More than 20,000 attended the last regal procession, carnival and coronation anniversary on August 20 1797. Then came the terrorism that wound up the strange and hilariously eventful history of this extra-territorial monarchy.


All the jails were packed with adherents of the united Irishmen movement, the Government was keyed up by the mutiny of the Nore of 1797, by the spread of the French Revolution's radical concepts and other contemporary upheaval.

All Dublin Castle's remote control rulers had no sense of humour to see through the royal hokus-pokus of the Elective and Limited Monarchy of the Kingdom of Dalkey, and the rapier satire in the annual speeches from the Muglin throne and in the political jibes in the outlandish Kingdom's official "Dalkey Gazette."

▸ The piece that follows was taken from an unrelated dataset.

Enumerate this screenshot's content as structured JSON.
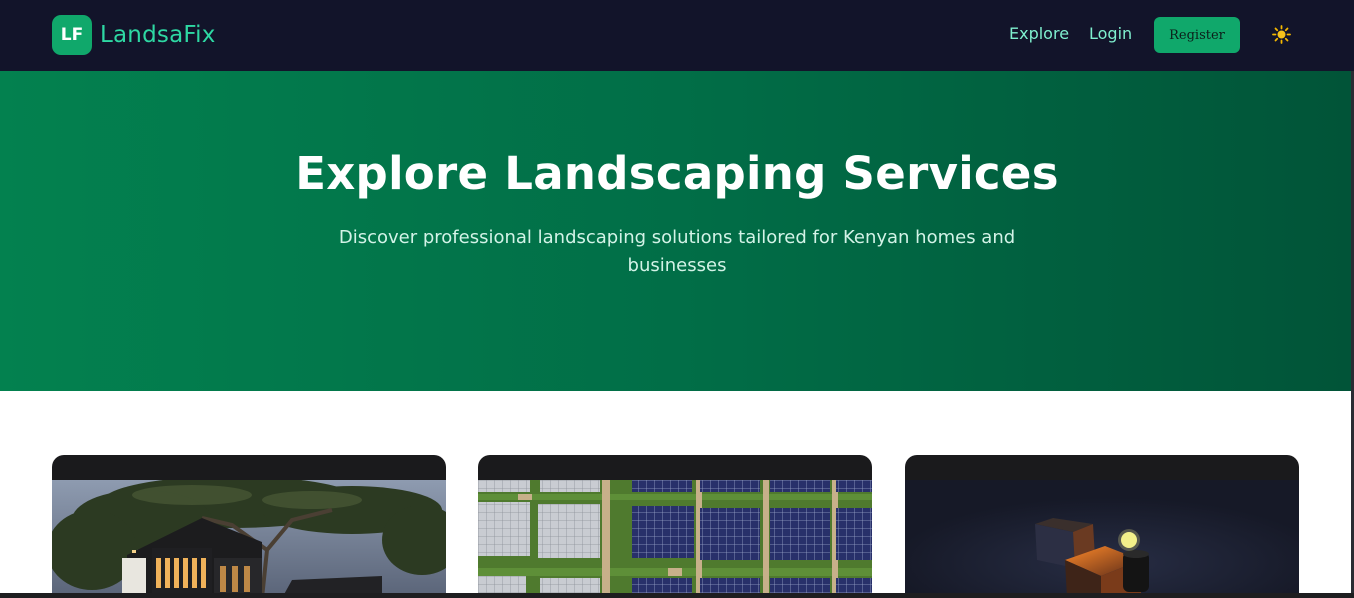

It was hardly any great wonder that such a dour personality as Lord Clare took such a dim view of Dalkey's regal doings when one reads such accounts in the above paper of the coronation ceremonies: "His Majesty, on his arrival at the island, to be saluted with twenty-one guns and nine rockets, then to proceed to the royal tent, where, after the Ministers of State forming council, His Majesty will receive all foreign ambassadors, and such noblemen of his kingdom, as some to pay their respects.

"The City to march in form, proceeded by a band to the levee; the Lord Mayor and Aldermen in their wigs and gowns, after which His Majesty, attended by the whole Kingdom..." while the entire Bay across to Howth reverberated with the acclamations of the thousands afloat and ashore on the 18 acre kingdom to the monarch of all he surveyed for one day in the year.